Kenaikan pajak dinilai tidak tepat di tengah anjloknya harga jual pasir kuarsa di pasar internasional. Ketua Umum HIPKI, Ady Indra Pawennari, menyebut kondisi saat ini belum mendukung kebijakan tersebut.
“Ini bukan waktu yang tepat untuk menaikkan pajak daerah di tengah harga pasir kuarsa yang turun hingga 40 persen. Kita minta ditinjau ulang. Kalau harga sudah stabil, pasti kita dukung,” ujar Ady, Selasa 17 Desember 2024.
Baca Juga: Setelah 20 Tahun Dilarang, Zulkifli Hasan Buka Lagi Keran Ekspor Pasir Laut
Pemkab Natuna berencana menaikkan pajak pasir kuarsa dari 10 persen menjadi 14 persen berdasarkan Harga Patokan Mineral (HPM) Pasir Kuarsa yang ditetapkan Gubernur Kepulauan Riau, Ansar Ahmad, melalui Keputusan Nomor 1051 Tahun 2022 sebesar Rp250 ribu per metrik ton.
Selain itu, pajak provinsi sebesar 25 persen dari nilai pajak daerah turut menambah beban, sehingga total pajak yang harus ditanggung mencapai 17,5 persen per metrik ton.

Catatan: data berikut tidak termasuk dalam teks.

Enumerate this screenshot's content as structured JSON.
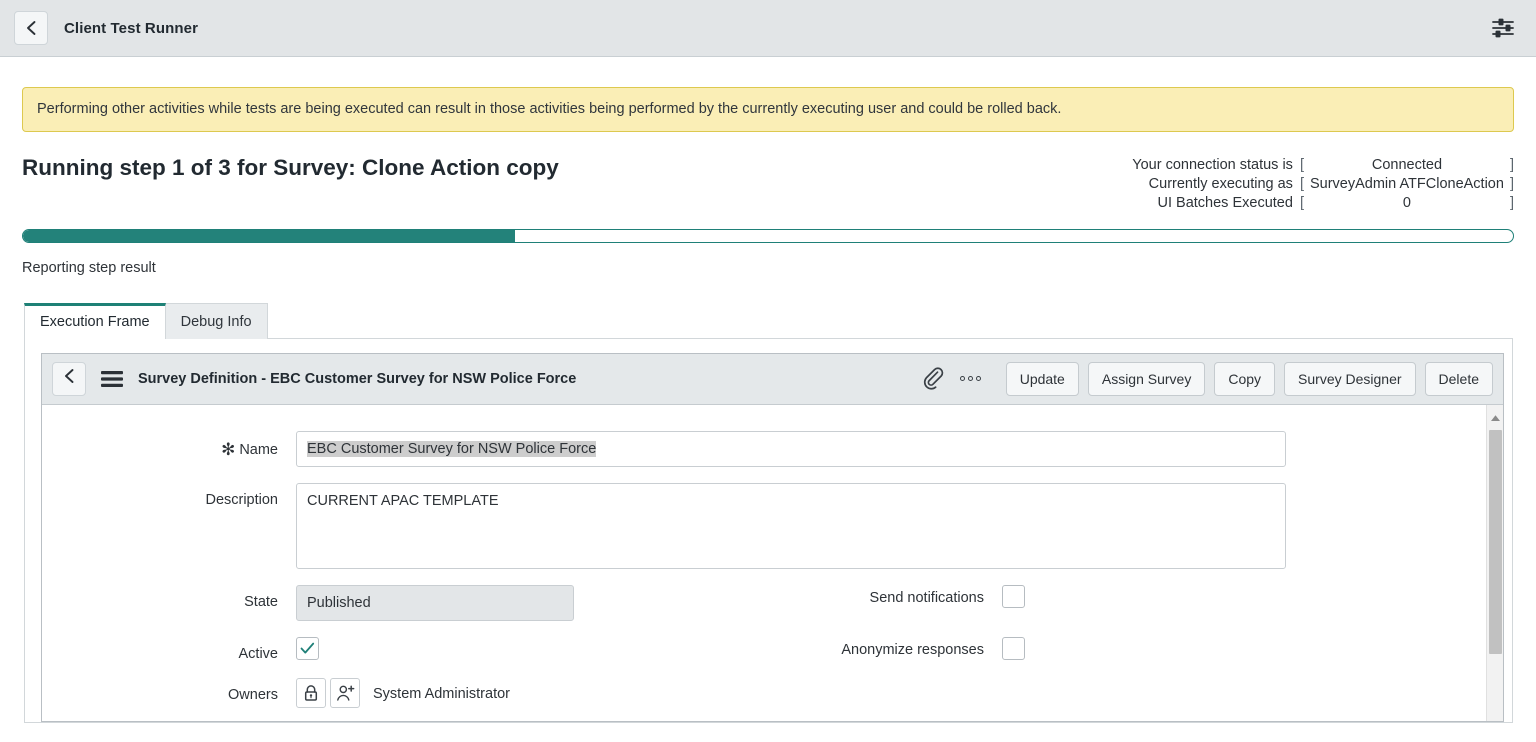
{
  "appbar": {
    "back_icon": "chevron-left-icon",
    "title": "Client Test Runner",
    "settings_icon": "sliders-settings-icon"
  },
  "banner": {
    "text": "Performing other activities while tests are being executed can result in those activities being performed by the currently executing user and could be rolled back."
  },
  "page": {
    "title": "Running step 1 of 3 for Survey: Clone Action copy",
    "sub_label": "Reporting step result"
  },
  "status": {
    "rows": [
      {
        "label": "Your connection status is",
        "value": "Connected"
      },
      {
        "label": "Currently executing as",
        "value": "SurveyAdmin ATFCloneAction"
      },
      {
        "label": "UI Batches Executed",
        "value": "0"
      }
    ],
    "bracket_open": "[",
    "bracket_close": "]"
  },
  "progress": {
    "percent": 33,
    "fill_color": "#23827a",
    "border_color": "#1f8078"
  },
  "tabs": [
    {
      "label": "Execution Frame",
      "active": true
    },
    {
      "label": "Debug Info",
      "active": false
    }
  ],
  "record_form": {
    "back_icon": "chevron-left-icon",
    "menu_icon": "hamburger-menu-icon",
    "title": "Survey Definition - EBC Customer Survey for NSW Police Force",
    "attachment_icon": "paperclip-icon",
    "more_icon": "more-options-icon",
    "buttons": [
      "Update",
      "Assign Survey",
      "Copy",
      "Survey Designer",
      "Delete"
    ],
    "fields": {
      "name": {
        "label": "Name",
        "required_marker": "✻",
        "value": "EBC Customer Survey for NSW Police Force",
        "selected": true
      },
      "description": {
        "label": "Description",
        "value": "CURRENT APAC TEMPLATE"
      },
      "state": {
        "label": "State",
        "value": "Published"
      },
      "active": {
        "label": "Active",
        "checked": true,
        "check_color": "#1f8078"
      },
      "owners": {
        "label": "Owners",
        "lock_icon": "padlock-icon",
        "add_user_icon": "add-user-icon",
        "value": "System Administrator"
      },
      "send_notifications": {
        "label": "Send notifications",
        "checked": false
      },
      "anonymize_responses": {
        "label": "Anonymize responses",
        "checked": false
      }
    },
    "scrollbar": {
      "up_arrow_icon": "scroll-up-arrow-icon"
    }
  }
}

“Dengan skema ini, terjadi lonjakan pajak sebesar 75 persen. Ini tentu memberatkan pengusaha tambang pasir kuarsa di Natuna,” jelas Ady, yang juga Direktur Utama PT Multi Mineral Indonesia.

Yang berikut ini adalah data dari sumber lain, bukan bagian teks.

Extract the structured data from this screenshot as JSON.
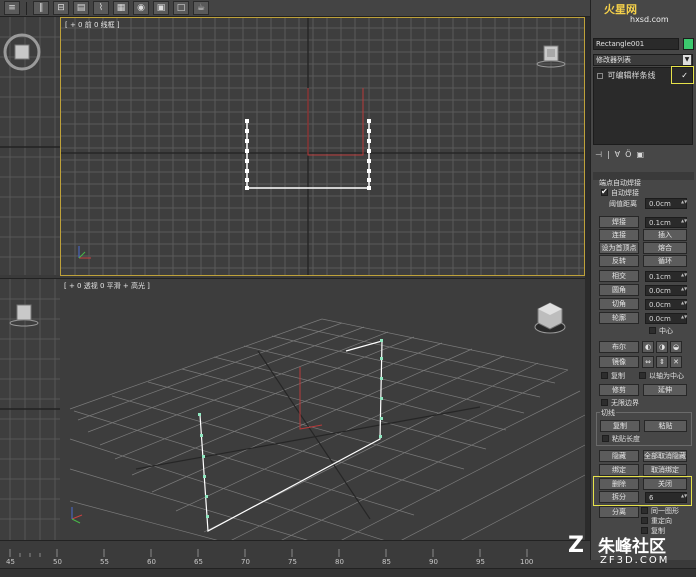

Ady menegaskan, lonjakan pajak ini menambah tekanan di tengah harga pasir kuarsa yang turun drastis dari USD31–USD32 per metrik ton menjadi hanya USD19–USD20 per metrik ton.
“Seharusnya, di saat harga komoditas turun, pemerintah daerah justru menyesuaikan kebijakan pajak agar mendorong perekonomian dan menjaga kelangsungan usaha,” tegas Ady.

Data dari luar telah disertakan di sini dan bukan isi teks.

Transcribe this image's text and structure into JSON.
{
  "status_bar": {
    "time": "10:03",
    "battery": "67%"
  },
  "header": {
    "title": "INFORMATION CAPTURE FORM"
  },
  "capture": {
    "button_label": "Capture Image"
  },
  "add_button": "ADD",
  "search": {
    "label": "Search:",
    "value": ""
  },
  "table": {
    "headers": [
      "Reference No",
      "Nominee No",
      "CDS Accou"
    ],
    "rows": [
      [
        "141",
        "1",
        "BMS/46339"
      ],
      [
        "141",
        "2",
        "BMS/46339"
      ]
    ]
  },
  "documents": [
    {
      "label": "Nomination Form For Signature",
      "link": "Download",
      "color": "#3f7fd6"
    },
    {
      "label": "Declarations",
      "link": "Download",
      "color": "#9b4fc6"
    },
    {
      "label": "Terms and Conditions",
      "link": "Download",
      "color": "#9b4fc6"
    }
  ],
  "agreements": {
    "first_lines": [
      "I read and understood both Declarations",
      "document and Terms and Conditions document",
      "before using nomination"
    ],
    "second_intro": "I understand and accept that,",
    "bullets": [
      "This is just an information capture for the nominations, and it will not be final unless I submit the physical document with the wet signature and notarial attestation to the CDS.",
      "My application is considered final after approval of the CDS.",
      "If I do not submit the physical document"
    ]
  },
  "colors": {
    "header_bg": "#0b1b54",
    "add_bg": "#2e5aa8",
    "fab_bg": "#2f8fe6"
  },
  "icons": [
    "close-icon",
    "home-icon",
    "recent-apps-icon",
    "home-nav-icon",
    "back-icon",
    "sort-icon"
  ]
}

Menurut Ady, kebijakan ini juga dapat mengurangi daya tarik investasi di Natuna. “Pemerintah malah menaikkan pajak, padahal kebijakan seperti ini bisa memperburuk kondisi ekonomi daerah,” tambahnya.
Ady juga menyoroti tantangan geografis Natuna yang mempengaruhi biaya produksi dan distribusi, seperti logistik mahal dan akses terbatas. Selain itu, tambang pasir kuarsa di Natuna hanya beroperasi 8 bulan dalam setahun karena hambatan cuaca pada musim angin utara.
HIPKI berharap Pemkab Natuna bisa mempertimbangkan kembali kebijakan ini agar sektor tambang pasir kuarsa tetap beroperasi dan berkontribusi terhadap perekonomian daerah.